Friday, July 17, 2009

Govt wary of experts revealing Tipai data: BNP

Dhaka, July 17 (

Opposition BNP believes the government is afraid to include experts in the parliamentary team scheduled to visit Tipaimukh in India fearing that the experts may disclose publicly the possible adverse impacts of the proposed dam later.

"BNP is not interested in just jumping on the bandwagon as the government seems wary of sending in experts along. The government possibly fears that experts will tell everybody everything on return," vice-chairman MK Anwar said at a press briefing in the party's central office in Naya Paltan on Friday.

He added that they will make a presentation by experts of the data and information they have gathered on the proposed dam on Saturday at Hotel Sheraton.
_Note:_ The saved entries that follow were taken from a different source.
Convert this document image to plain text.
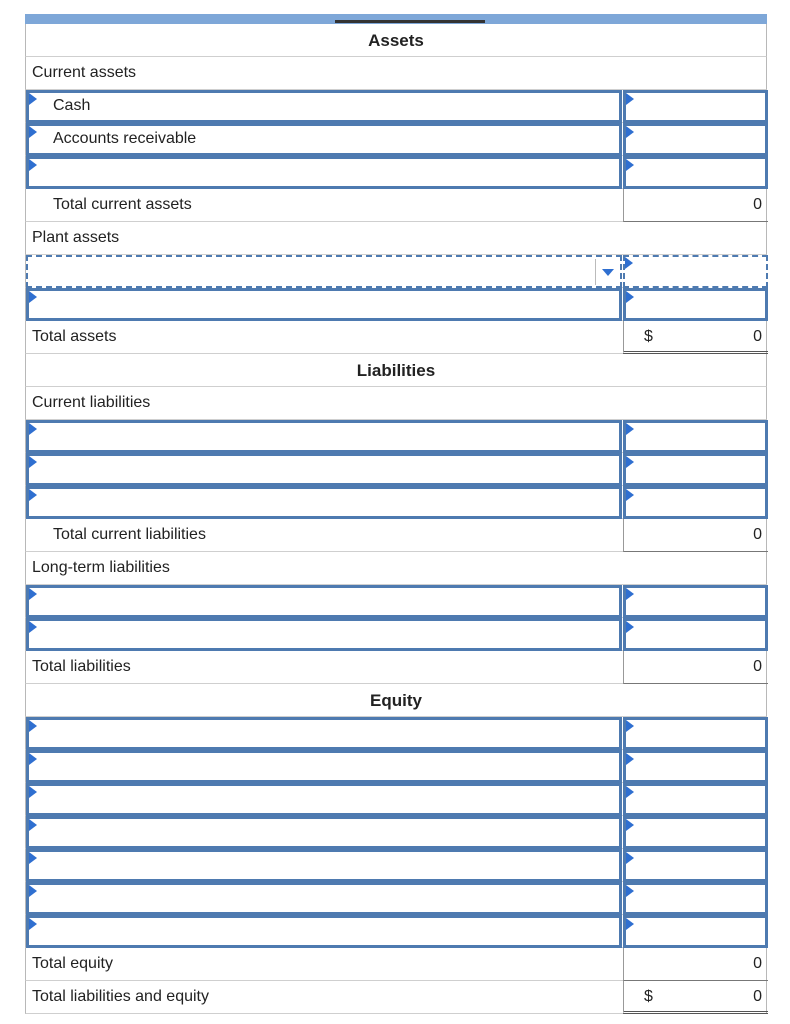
Assets
Current assets
Cash
Accounts receivable
Total current assets	0
Plant assets
Total assets	$	0
Liabilities
Current liabilities
Total current liabilities	0
Long-term liabilities
Total liabilities	0
Equity
Total equity	0
Total liabilities and equity	$	0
Political party leaders, cabinet members, chairman of the parliamentary standing committee on water resources ministry, civil societies, professionals and MPs from greater Sylhet have been invited to the presentation, Anwar said.
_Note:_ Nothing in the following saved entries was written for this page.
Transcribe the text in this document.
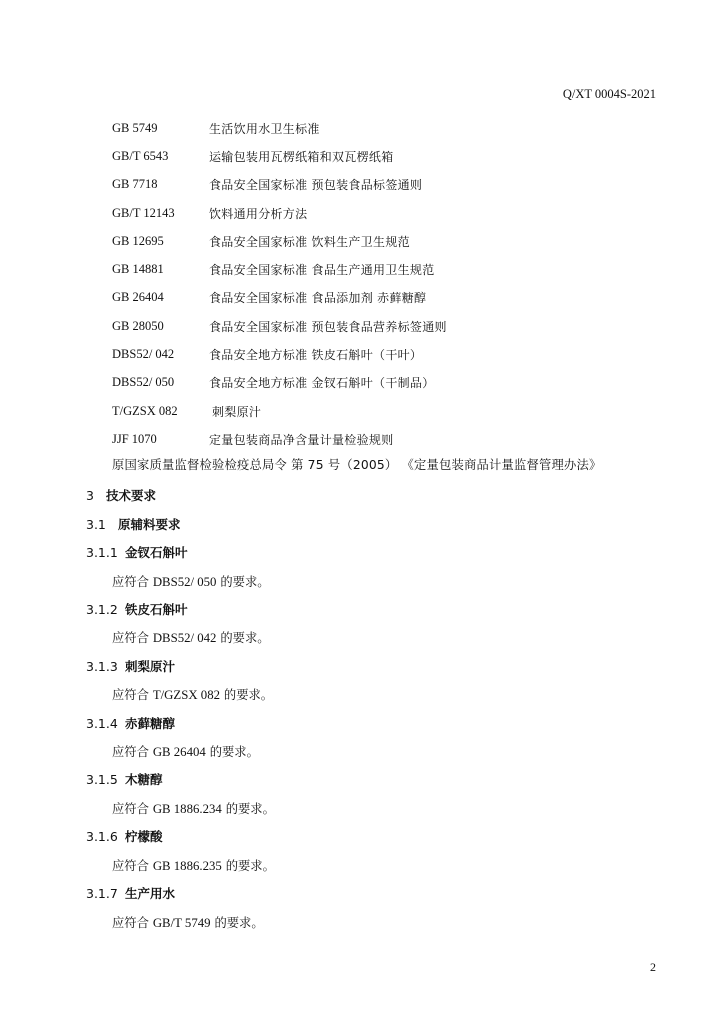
Q/XT 0004S-2021
GB 5749	生活饮用水卫生标准
GB/T 6543	运输包装用瓦楞纸箱和双瓦楞纸箱
GB 7718	食品安全国家标准 预包装食品标签通则
GB/T 12143	饮料通用分析方法
GB 12695	食品安全国家标准 饮料生产卫生规范
GB 14881	食品安全国家标准 食品生产通用卫生规范
GB 26404	食品安全国家标准 食品添加剂 赤藓糖醇
GB 28050	食品安全国家标准 预包装食品营养标签通则
DBS52/ 042	食品安全地方标准 铁皮石斛叶（干叶）
DBS52/ 050	食品安全地方标准 金钗石斛叶（干制品）
T/GZSX 082	刺梨原汁
JJF 1070	定量包装商品净含量计量检验规则
原国家质量监督检验检疫总局令 第 75 号（2005） 《定量包装商品计量监督管理办法》
3 技术要求
3.1 原辅料要求
3.1.1 金钗石斛叶
应符合 DBS52/ 050 的要求。
3.1.2 铁皮石斛叶
应符合 DBS52/ 042 的要求。
3.1.3 刺梨原汁
应符合 T/GZSX 082 的要求。
3.1.4 赤藓糖醇
应符合 GB 26404 的要求。
3.1.5 木糖醇
应符合 GB 1886.234 的要求。
3.1.6 柠檬酸
应符合 GB 1886.235 的要求。
3.1.7 生产用水
应符合 GB/T 5749 的要求。
2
Opposition chief Khaleda Zia will also be present .

Anwar said, "BNP along with the people will do whatever is needed to protect the country against such damages. We'll resort to long marches, meetings and rallies, if required."

He resented the government's reticence about India's proposition of building the dam.

"The government is not speaking up at all to protest the Tipaimukh dam building proposal. Moreover, some ministers sound as if they are advocating India's stand."

"BNP will not compromise the country's interest in the name of upholding bilateral friendship. We'll protest any attempts of any quarter to sell our nation's interest to foreign countries.

"We demanded India should withdraw her envoy and we stick to that stance. Our government will have to act in this regard positively," said the BNP MP, replying to a query.

Khaleda Zia on June 29 sent a list to prime minister Sheikh Hasina containing names for a six -member representative team to visit the dam site in northeastern Manipur state.

The delegates are Anwar, former water resources minister Hafiz Uddin Ahmed, former water resources secretary Muhammad Asafuddoula, former Dhaka University vice-chancellor Moniruzzaman Miah, former director general of Water Development Board Sharif Rafiqul Islam and water specialist Prof Abdur Rob.

Among them, Anwar and Hafiz Uddin have been mentioned as "BNP representative" and the others as "technical experts".

A 10-member parliamentary panel, headed by chairman of the parliamentary standing committee on water resources ministry Abdur Razzaq, will go to India on July 29 to gather data on India's proposed dam over the cross-border Barak river in the northeastern state of Monipur.

Six MPs—four from Awami League, one from Jatiya Party and one from Bangladesh Jaamat-e-Islami—one water expert and three government officials, have been selected for the delegation in a draft list prepared by the government, Razzaq said.

The opposition BNP and environmental groups have expressed concern that the dam in northeast India would cause an environmental catastrophe downstream in Bangladesh.

India says the project is aimed at generating power and would not divert or hold up water from the river.

Many in India's Monipur are also in opposition to the project saying the dam would make displace thousands of people.

The Barak river supplies waters to two rivers in Bangladesh, the Surma and Kushiara, the main sources of water to hundreds of water bodies in the greater Sylhet region and which in turn feed the mighty Jamuna river.